Przepis art. 646 k.c. stanowi, iż roszczenia wynikające z umowy o dzieło przedawniają się z upływem lat dwóch od dnia oddania dzieła, a jeżeli dzieło nie zostało oddane – od dnia, w którym zgodnie z treścią umowy miało być oddane. Początek biegu terminu przedawnienia roszczeń z umowy o dzieło jest zatem w ustawie oznaczony w sposób precyzyjny i nie podlegający adjustacji w zależności od okoliczności faktycznych konkretnej sprawy. Sąd Apelacyjny we Wrocławiu w wyroku z dnia 23 marca 2012 r., I ACa 219/12, wskazał, iż „art. 646 k.c. samodzielnie określa początek biegu przedawnienia i wiąże go z dniem oddania dzieła, a jeżeli dzieło nie zostało oddane – z dniem, w którym zgodnie z treścią umowy dzieło miało być oddane. Początku biegu przedawnienia roszczeń wynikających z umowy o dzieło nie określają zatem reguły przewidziane w art. 120 k.c. i dla jego ustalenia nie zachodzi potrzeba, ani możliwość zastosowanie art. 455 k.c.” Wskazać przy tym należy, iż przepisy regulujące początek biegu terminu przedawnienia mają charakter bezwzględnie obowiązujący, w konsekwencji czego strony nie mogą w drodze czynności prawnej ustanawiać odrębnych reguł w zakresie ustalania początku biegu terminu przedawnienia, nie mogą też uzależniać początku biegu tego terminu od innych zdarzeń prawnych niż wskazane w ustawie (tak: A. Jedliński, Przedawnienie roszczeń [w:] A. Kidyba (red.), Kodeks cywilny. Komentarz Lex, Część ogólna, tom 1, wydanie 2, Warszawa 2012, s. 746). Przepis art. 646 k.c. stanowi zatem lex specialis wobec art. 118 k.c.

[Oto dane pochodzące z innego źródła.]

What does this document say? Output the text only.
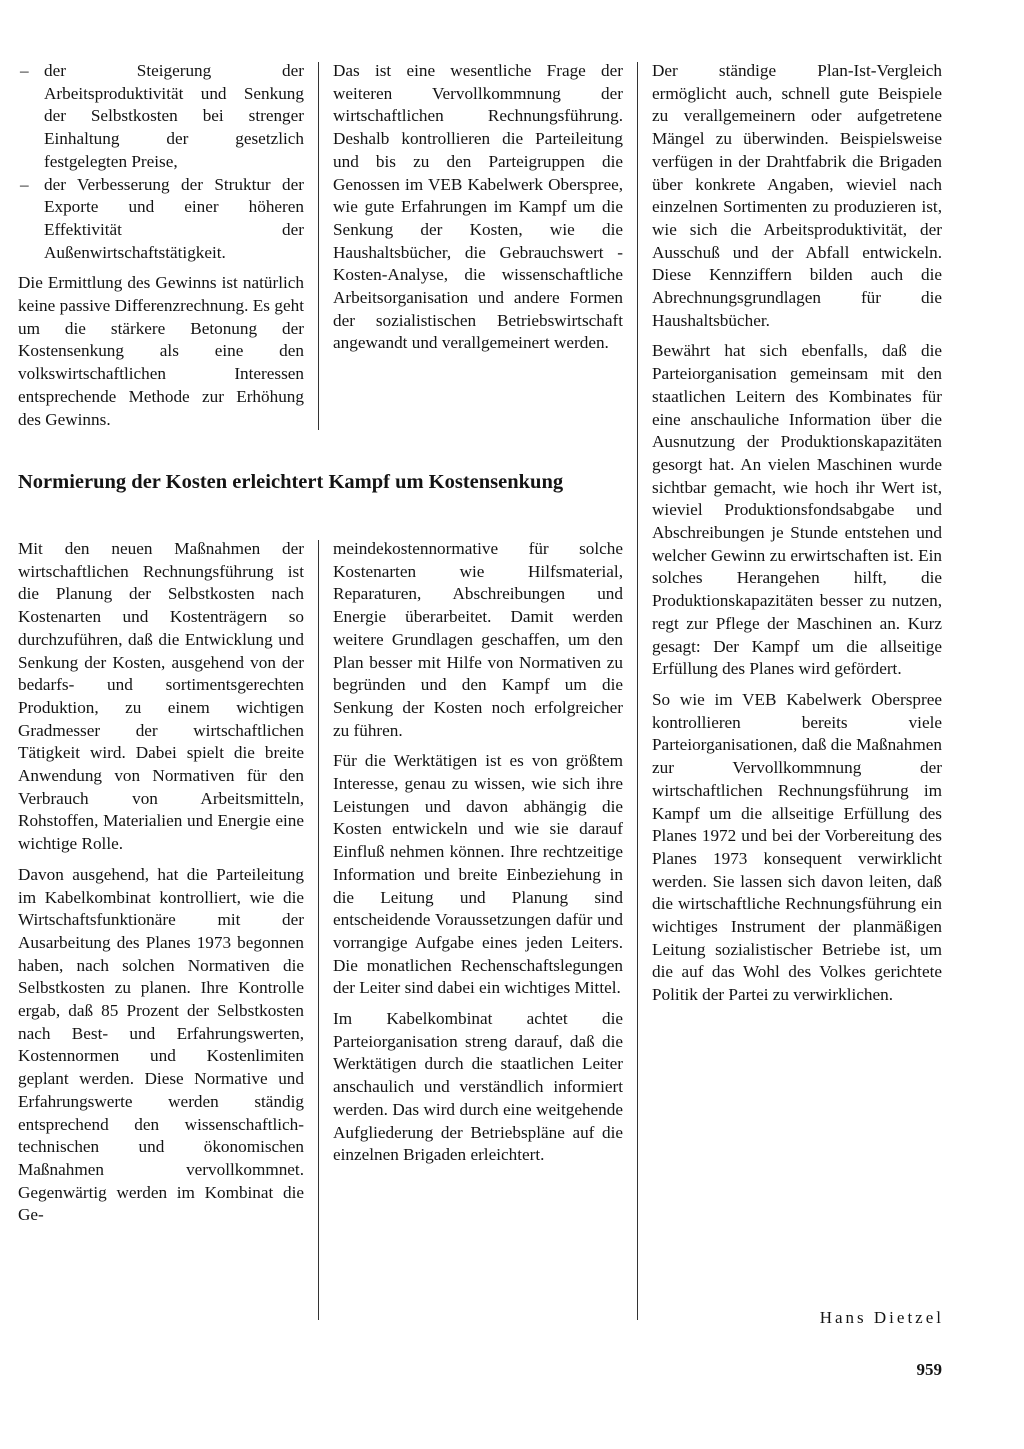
– der Steigerung der Arbeitsproduktivität und Senkung der Selbstkosten bei strenger Einhaltung der gesetzlich festgelegten Preise,
– der Verbesserung der Struktur der Exporte und einer höheren Effektivität der Außenwirtschaftstätigkeit.

Die Ermittlung des Gewinns ist natürlich keine passive Differenzrechnung. Es geht um die stärkere Betonung der Kostensenkung als eine den volkswirtschaftlichen Interessen entsprechende Methode zur Erhöhung des Gewinns.

Das ist eine wesentliche Frage der weiteren Vervollkommnung der wirtschaftlichen Rechnungsführung. Deshalb kontrollieren die Parteileitung und bis zu den Parteigruppen die Genossen im VEB Kabelwerk Oberspree, wie gute Erfahrungen im Kampf um die Senkung der Kosten, wie die Haushaltsbücher, die Gebrauchswert - Kosten-Analyse, die wissenschaftliche Arbeitsorganisation und andere Formen der sozialistischen Betriebswirtschaft angewandt und verallgemeinert werden.

Normierung der Kosten erleichtert Kampf um Kostensenkung

Mit den neuen Maßnahmen der wirtschaftlichen Rechnungsführung ist die Planung der Selbstkosten nach Kostenarten und Kostenträgern so durchzuführen, daß die Entwicklung und Senkung der Kosten, ausgehend von der bedarfs- und sortimentsgerechten Produktion, zu einem wichtigen Gradmesser der wirtschaftlichen Tätigkeit wird. Dabei spielt die breite Anwendung von Normativen für den Verbrauch von Arbeitsmitteln, Rohstoffen, Materialien und Energie eine wichtige Rolle.

Davon ausgehend, hat die Parteileitung im Kabelkombinat kontrolliert, wie die Wirtschaftsfunktionäre mit der Ausarbeitung des Planes 1973 begonnen haben, nach solchen Normativen die Selbstkosten zu planen. Ihre Kontrolle ergab, daß 85 Prozent der Selbstkosten nach Best- und Erfahrungswerten, Kostennormen und Kostenlimiten geplant werden. Diese Normative und Erfahrungswerte werden ständig entsprechend den wissenschaftlich-technischen und ökonomischen Maßnahmen vervollkommnet. Gegenwärtig werden im Kombinat die Ge-

meindekostennormative für solche Kostenarten wie Hilfsmaterial, Reparaturen, Abschreibungen und Energie überarbeitet. Damit werden weitere Grundlagen geschaffen, um den Plan besser mit Hilfe von Normativen zu begründen und den Kampf um die Senkung der Kosten noch erfolgreicher zu führen.

Für die Werktätigen ist es von größtem Interesse, genau zu wissen, wie sich ihre Leistungen und davon abhängig die Kosten entwickeln und wie sie darauf Einfluß nehmen können. Ihre rechtzeitige Information und breite Einbeziehung in die Leitung und Planung sind entscheidende Voraussetzungen dafür und vorrangige Aufgabe eines jeden Leiters. Die monatlichen Rechenschaftslegungen der Leiter sind dabei ein wichtiges Mittel.

Im Kabelkombinat achtet die Parteiorganisation streng darauf, daß die Werktätigen durch die staatlichen Leiter anschaulich und verständlich informiert werden. Das wird durch eine weitgehende Aufgliederung der Betriebspläne auf die einzelnen Brigaden erleichtert.

Der ständige Plan-Ist-Vergleich ermöglicht auch, schnell gute Beispiele zu verallgemeinern oder aufgetretene Mängel zu überwinden. Beispielsweise verfügen in der Drahtfabrik die Brigaden über konkrete Angaben, wieviel nach einzelnen Sortimenten zu produzieren ist, wie sich die Arbeitsproduktivität, der Ausschuß und der Abfall entwickeln. Diese Kennziffern bilden auch die Abrechnungsgrundlagen für die Haushaltsbücher.

Bewährt hat sich ebenfalls, daß die Parteiorganisation gemeinsam mit den staatlichen Leitern des Kombinates für eine anschauliche Information über die Ausnutzung der Produktionskapazitäten gesorgt hat. An vielen Maschinen wurde sichtbar gemacht, wie hoch ihr Wert ist, wieviel Produktionsfondsabgabe und Abschreibungen je Stunde entstehen und welcher Gewinn zu erwirtschaften ist. Ein solches Herangehen hilft, die Produktionskapazitäten besser zu nutzen, regt zur Pflege der Maschinen an. Kurz gesagt: Der Kampf um die allseitige Erfüllung des Planes wird gefördert.

So wie im VEB Kabelwerk Oberspree kontrollieren bereits viele Parteiorganisationen, daß die Maßnahmen zur Vervollkommnung der wirtschaftlichen Rechnungsführung im Kampf um die allseitige Erfüllung des Planes 1972 und bei der Vorbereitung des Planes 1973 konsequent verwirklicht werden. Sie lassen sich davon leiten, daß die wirtschaftliche Rechnungsführung ein wichtiges Instrument der planmäßigen Leitung sozialistischer Betriebe ist, um die auf das Wohl des Volkes gerichtete Politik der Partei zu verwirklichen.

Hans Dietzel
959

Istotne przy tym jest, że użyte w art. 646 k.c. pojęcie oddania dzieła nie jest tożsame z pojęciem odbioru dzieła. W wyroku z dnia 15 marca 2012 r., I CSK 287/11, Sąd Najwyższy wskazał, że „nie jest tożsame ze sobą pojęcie wydania (oddania) dzieła i jego odebrania. Należy się opowiedzieć za stanowiskiem, że odebranie dzieła jest zarówno czynnością faktyczną, której postać zależy od przedmiotu dzieła (inaczej dla dzieł materialnych, inaczej dla niematerialnych), jak i oświadczeniem zamawiającego, przyjmującego dzieło zaoferowane przez wykonawcę z chwilą jego wydania (oddania), będące quasi-umową, a w wielu umowach o dzieło przybierającą wprost postać sformalizowanej umowy”.
We wcześniejszym wyroku z dnia 7 października 2010 r., IV CSK 173/10, Sąd Najwyższy podkreślił, iż przepisy kodeksu cywilnego o umowie o dzieło odróżniają oddanie dzieła od odebrania dzieła. Przyjmujący zamówienie jest obowiązany do wykonania oznaczonego dzieła i jego oddania zamawiającemu. Do odebrania dzieła, które zamawiający wydaje mu zgodnie ze swym zobowiązaniem, obowiązany jest zamawiający. Oddanie dzieła nie oznacza jego odbioru, aczkolwiek odebranie dzieła świadczy o jego oddaniu.